Providing the answer to this question was Ouellet-Bernier et al. (2014), who conducted several micro-paleontological analyses of a marine sediment core extracted from Disko Bugt (West of Greenland) in order to document paleo-oceanographical changes in the eastern part of Baffin Bay during the Holocene. Prominent among these analyses was the modern analogue technique, which they applied to dinocyst assemblages that provided information on paleo-sea-surface conditions, whereas isotopic analyses of benthic foraminifers were employed to assess the characteristics of the deep water mass occupying the site.

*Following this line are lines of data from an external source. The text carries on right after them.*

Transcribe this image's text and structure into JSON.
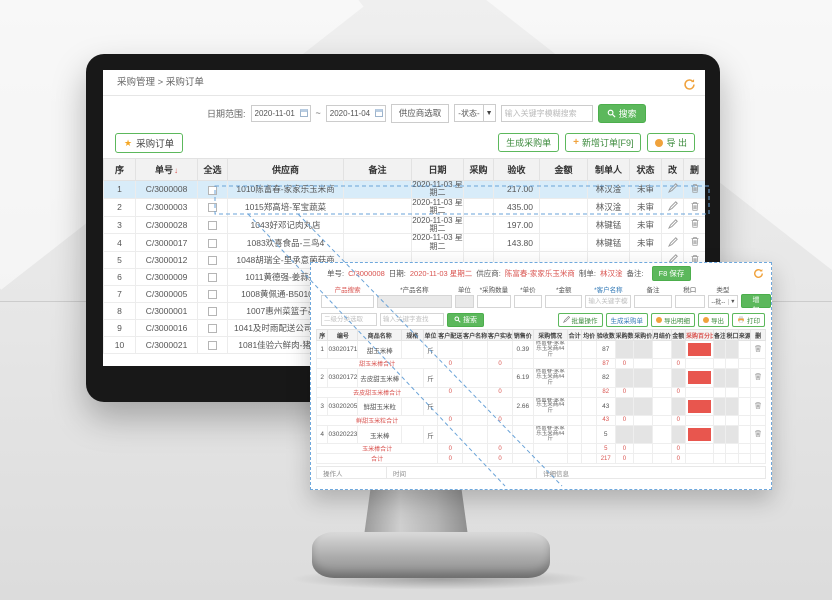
{
  "colors": {
    "accent_green": "#5cb85c",
    "accent_orange": "#f0a23c",
    "alert_red": "#d9534f",
    "link_blue": "#337ab7",
    "selected_row": "#d8ecf9",
    "red_cell": "#e8564e"
  },
  "breadcrumb": "采购管理 > 采购订单",
  "filters": {
    "date_label": "日期范围:",
    "date_from": "2020-11-01",
    "date_separator": "~",
    "date_to": "2020-11-04",
    "supplier_button": "供应商选取",
    "status_dropdown": "-状态-",
    "keyword_placeholder": "输入关键字模糊搜索",
    "search_button": "搜索"
  },
  "toolbar": {
    "tab_label": "采购订单",
    "generate_button": "生成采购单",
    "add_button": "新增订单[F9]",
    "export_button": "导 出"
  },
  "orders_table": {
    "headers": [
      "序",
      "单号",
      "全选",
      "供应商",
      "备注",
      "日期",
      "采购",
      "验收",
      "金额",
      "制单人",
      "状态",
      "改",
      "删"
    ],
    "sort_header": "单号",
    "sort_arrow": "↓",
    "rows": [
      {
        "no": "1",
        "code": "C/3000008",
        "supplier": "1010陈富春-家家乐玉米商",
        "remark": "",
        "date": "2020-11-03 星期二",
        "purchase": "",
        "accept": "217.00",
        "amount": "",
        "maker": "林汉淦",
        "status": "未审",
        "selected": true
      },
      {
        "no": "2",
        "code": "C/3000003",
        "supplier": "1015郑高培-军宝蔬菜",
        "remark": "",
        "date": "2020-11-03 星期二",
        "purchase": "",
        "accept": "435.00",
        "amount": "",
        "maker": "林汉淦",
        "status": "未审"
      },
      {
        "no": "3",
        "code": "C/3000028",
        "supplier": "1043好邓记肉丸店",
        "remark": "",
        "date": "2020-11-03 星期二",
        "purchase": "",
        "accept": "197.00",
        "amount": "",
        "maker": "林键锰",
        "status": "未审"
      },
      {
        "no": "4",
        "code": "C/3000017",
        "supplier": "1083欢喜食品-三鸟4",
        "remark": "",
        "date": "2020-11-03 星期二",
        "purchase": "",
        "accept": "143.80",
        "amount": "",
        "maker": "林键锰",
        "status": "未审"
      },
      {
        "no": "5",
        "code": "C/3000012",
        "supplier": "1048胡瑞全-里承意菌菇商",
        "remark": "",
        "date": "",
        "purchase": "",
        "accept": "",
        "amount": "",
        "maker": "",
        "status": ""
      },
      {
        "no": "6",
        "code": "C/3000009",
        "supplier": "1011黄德强-姜蒜批发",
        "remark": "",
        "date": "",
        "purchase": "",
        "accept": "",
        "amount": "",
        "maker": "",
        "status": ""
      },
      {
        "no": "7",
        "code": "C/3000005",
        "supplier": "1008黄佩通-B5010蔬菜",
        "remark": "",
        "date": "",
        "purchase": "",
        "accept": "",
        "amount": "",
        "maker": "",
        "status": ""
      },
      {
        "no": "8",
        "code": "C/3000001",
        "supplier": "1007惠州菜篮子基地",
        "remark": "",
        "date": "",
        "purchase": "",
        "accept": "",
        "amount": "",
        "maker": "",
        "status": ""
      },
      {
        "no": "9",
        "code": "C/3000016",
        "supplier": "1041及时雨配送公司-三鸟3",
        "remark": "",
        "date": "",
        "purchase": "",
        "accept": "",
        "amount": "",
        "maker": "",
        "status": ""
      },
      {
        "no": "10",
        "code": "C/3000021",
        "supplier": "1081佳验六鲜肉-猪肉商4",
        "remark": "",
        "date": "",
        "purchase": "",
        "accept": "",
        "amount": "",
        "maker": "",
        "status": ""
      }
    ]
  },
  "popup": {
    "header": {
      "order_label": "单号:",
      "order_no": "C/3000008",
      "date_label": "日期:",
      "date": "2020-11-03 星期二",
      "supplier_label": "供应商:",
      "supplier": "陈富春-家家乐玉米商",
      "maker_label": "制单:",
      "maker": "林汉淦",
      "remark_label": "备注:",
      "save_button": "F8 保存"
    },
    "form": {
      "fields": [
        {
          "label": "产品搜索",
          "style": "red",
          "type": "input"
        },
        {
          "label": "*产品名称",
          "type": "readonly"
        },
        {
          "label": "单位",
          "type": "readonly"
        },
        {
          "label": "*采购数量",
          "type": "input"
        },
        {
          "label": "*单价",
          "type": "input"
        },
        {
          "label": "*金额",
          "type": "input"
        },
        {
          "label": "*客户名称",
          "style": "blue",
          "type": "input",
          "placeholder": "输入关键字模糊搜索"
        },
        {
          "label": "备注",
          "type": "input"
        },
        {
          "label": "税口",
          "type": "input"
        },
        {
          "label": "类型",
          "type": "select",
          "value": "--批--"
        }
      ],
      "add_button": "增 加"
    },
    "toolbar": {
      "category_placeholder": "二级分类选取",
      "keyword_placeholder": "输入关键字查找",
      "search_button": "搜索",
      "batch_button": "批量操作",
      "generate_button": "生成采购单",
      "export_detail_button": "导出明细",
      "export_button": "导出",
      "print_button": "打印"
    },
    "detail_table": {
      "headers": [
        "序",
        "编号",
        "商品名称",
        "规格",
        "单位",
        "客户配送",
        "客户名称",
        "客户实收",
        "销售价",
        "采购情况",
        "合计",
        "均价",
        "验收数",
        "采购数",
        "采购价",
        "月结价",
        "金额",
        "采购百分比",
        "备注",
        "税口",
        "来源",
        "删"
      ],
      "red_header": "采购百分比",
      "rows": [
        {
          "type": "item",
          "no": "1",
          "code": "03020171",
          "name": "甜玉米棒",
          "unit": "斤",
          "price": "0.39",
          "info": "陈富春-家家乐玉米商#4斤",
          "accept": "87"
        },
        {
          "type": "subtotal",
          "name": "甜玉米棒合计",
          "delivery": "0",
          "received": "0",
          "accept": "87",
          "purchase_qty": "0",
          "amount": "0"
        },
        {
          "type": "item",
          "no": "2",
          "code": "03020172",
          "name": "去皮甜玉米棒",
          "unit": "斤",
          "price": "6.19",
          "info": "陈富春-家家乐玉米商#4斤",
          "accept": "82"
        },
        {
          "type": "subtotal",
          "name": "去皮甜玉米棒合计",
          "delivery": "0",
          "received": "0",
          "accept": "82",
          "purchase_qty": "0",
          "amount": "0"
        },
        {
          "type": "item",
          "no": "3",
          "code": "03020205",
          "name": "鲜甜玉米粒",
          "unit": "斤",
          "price": "2.66",
          "info": "陈富春-家家乐玉米商#4斤",
          "accept": "43"
        },
        {
          "type": "subtotal",
          "name": "鲜甜玉米粒合计",
          "delivery": "0",
          "received": "0",
          "accept": "43",
          "purchase_qty": "0",
          "amount": "0"
        },
        {
          "type": "item",
          "no": "4",
          "code": "03020223",
          "name": "玉米棒",
          "unit": "斤",
          "price": "",
          "info": "陈富春-家家乐玉米商#4斤",
          "accept": "5"
        },
        {
          "type": "subtotal",
          "name": "玉米棒合计",
          "delivery": "0",
          "received": "0",
          "accept": "5",
          "purchase_qty": "0",
          "amount": "0"
        },
        {
          "type": "total",
          "name": "合计",
          "delivery": "0",
          "received": "0",
          "accept": "217",
          "purchase_qty": "0",
          "amount": "0"
        }
      ],
      "footer": [
        "操作人",
        "时间",
        "详细信息"
      ]
    }
  }
}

These efforts revealed the existence of a number of periods of alternating cold and warm sea surface temperatures (SSTs) throughout the Holocene, the last of which warm periods was the Medieval Warm Period that occurred between approximately 1000 and 800 years BP. And in reporting their findings, Ouellet-Bernier et al. say that during this period the region's "summer SSTs increased to about 10°C," which they describe as being "much higher than the present day summer SST of about 4.4°C at the coring site," as recorded in the World Ocean Database of the NODC (2001).
And a very special note should be made of this truly amazing level of warmth that occurred during a period of time when the atmosphere's CO2 concentration was only a mere 285 ppm compared to the 40%-greater 400 ppm of today, which facts clearly suggest that atmospheric CO2 concentrations have little to no impact on Earth's surface temperature.